Zitat......
Heute morgen wählte unser Georgie den direkten Weg auf Betty zu, ging an ihr auf der Couch vorbei und ließ sich letztlich 1m neben dran, ebenfalls auf der Couch, nieder. Beide warteten dann auf den Beginn des gemeinsamen Gassi-Ganges. .....
Na, also - geht doch ;-)
Jetzt atmet alle beide mal gaaaanz tiiiief durch - je mehr Streß Ihr Euch macht, desto aufgeregter werden die Hunde. Der erste Schritt ist doch schonmal gemacht, siehe oben! Ein erstes Interesse an ihr, wobei er vielleicht auch -nachdem Du geschrieben hattest, daß er nur selten auf die Couch geht- an der Stelle demonstrieren wollte, daß es auch sein Platz ist. Aber auf friedliche Art und Weise! Er hat sie weder attackiert noch sonstwas, obwohl sie sich einen erhöhten Liegeplatz rausgesucht hatte, sondern sich danebengelegt.

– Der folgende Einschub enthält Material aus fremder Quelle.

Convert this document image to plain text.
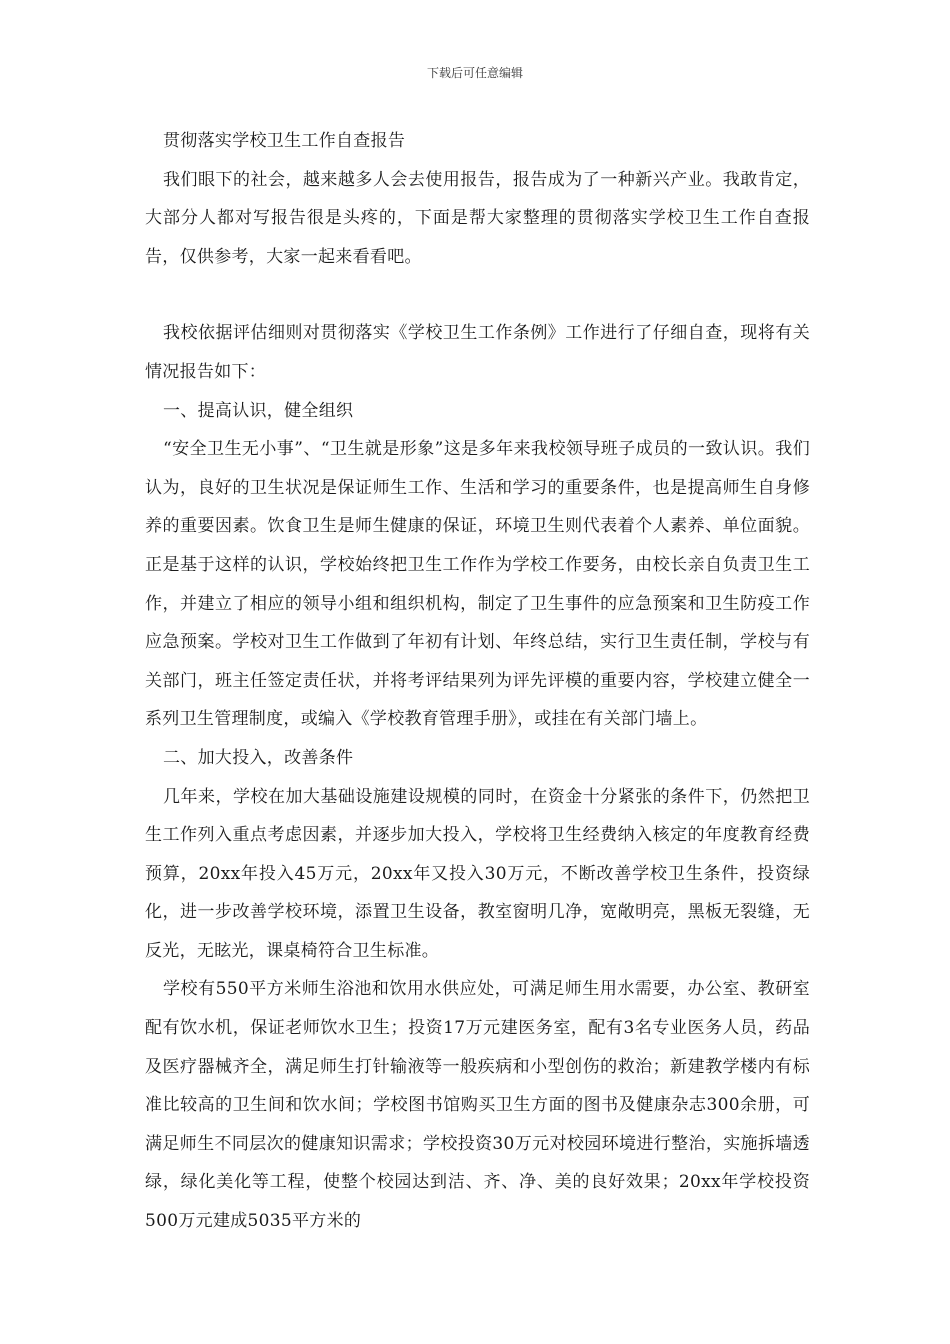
下载后可任意编辑

贯彻落实学校卫生工作自查报告

我们眼下的社会，越来越多人会去使用报告，报告成为了一种新兴产业。我敢肯定，大部分人都对写报告很是头疼的，下面是帮大家整理的贯彻落实学校卫生工作自查报告，仅供参考，大家一起来看看吧。

我校依据评估细则对贯彻落实《学校卫生工作条例》工作进行了仔细自查，现将有关情况报告如下：

一、提高认识，健全组织

“安全卫生无小事”、“卫生就是形象”这是多年来我校领导班子成员的一致认识。我们认为，良好的卫生状况是保证师生工作、生活和学习的重要条件，也是提高师生自身修养的重要因素。饮食卫生是师生健康的保证，环境卫生则代表着个人素养、单位面貌。正是基于这样的认识，学校始终把卫生工作作为学校工作要务，由校长亲自负责卫生工作，并建立了相应的领导小组和组织机构，制定了卫生事件的应急预案和卫生防疫工作应急预案。学校对卫生工作做到了年初有计划、年终总结，实行卫生责任制，学校与有关部门，班主任签定责任状，并将考评结果列为评先评模的重要内容，学校建立健全一系列卫生管理制度，或编入《学校教育管理手册》，或挂在有关部门墙上。

二、加大投入，改善条件

几年来，学校在加大基础设施建设规模的同时，在资金十分紧张的条件下，仍然把卫生工作列入重点考虑因素，并逐步加大投入，学校将卫生经费纳入核定的年度教育经费预算，20xx年投入45万元，20xx年又投入30万元，不断改善学校卫生条件，投资绿化，进一步改善学校环境，添置卫生设备，教室窗明几净，宽敞明亮，黑板无裂缝，无反光，无眩光，课桌椅符合卫生标准。

学校有550平方米师生浴池和饮用水供应处，可满足师生用水需要，办公室、教研室配有饮水机，保证老师饮水卫生；投资17万元建医务室，配有3名专业医务人员，药品及医疗器械齐全，满足师生打针输液等一般疾病和小型创伤的救治；新建教学楼内有标准比较高的卫生间和饮水间；学校图书馆购买卫生方面的图书及健康杂志300余册，可满足师生不同层次的健康知识需求；学校投资30万元对校园环境进行整治，实施拆墙透绿，绿化美化等工程，使整个校园达到洁、齐、净、美的良好效果；20xx年学校投资500万元建成5035平方米的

Ich glaube, daß Ihr in dieses Wegschnappen ein bißchen zu viel reininterpretiert habt. Ich selbst bin ja auch eher jemand, der erst später eingreift, wenn 2 Hunde sich angifteln.
Gestern im Park erst wieder, kam ein Yorkie mit Leine (ohne Halter *gg) auf meinen frei laufenden Bossi kläffend zugestürmt, schon etwas herausfordernd in seiner ganzen Art, beide haben sich etwas grummelnd (Terrier halt ;-) ), aber eigentlich schon freundlich begrüßt - bis die inzwischen hergerannte Halterin (Teenie-Mädel) nach der Leine greifen wollte. Hätt ich sie in dem Moment nicht gehindert, hätten wir die schönste Klopperei am Laufen gehabt, die Situation wäre in dem Moment gekippt in Richtung der unfreundlichen Seite. So aber haben sich die zwei beschuppert, und anschließend hat Bossi den frechen Zwerg bellend zum Spiel aufgefordert. Ich glaub, das Mädel war auch kurzfristig ins Schwitzen geraten *gg
Was ich damit sagen will: mit ein bißchen Erfahrung werdet Ihr schon lernen, bis wann Ihr die zwei machen lassen könnt, und ab wann es besser ist, einzugreifen, um Eskalationen zu vermeiden. Bis dahin würde ich auch lieber mal zu früh eingreifen und splitten, wie beschrieben, und damit die Wogen glätten bzw. dem Georgie die Grenzen setzen. Dann kommt Ihr nicht in die Verlegenheit, entscheiden zu müssen, ob Ihr eingreifen müßt oder nicht, bzw. wann eine Begegnung zu eskalieren droht. ;-) Das kann man anfangs einfach noch nicht so gut erkennen, zumal, wenn der zweite Hund noch ganz neu bei Euch ist. Wenn Ihr beide dann gut kennt, wird´s leichter - bzw. kommt´s dann wahrscheinlich eh nimmer vor.....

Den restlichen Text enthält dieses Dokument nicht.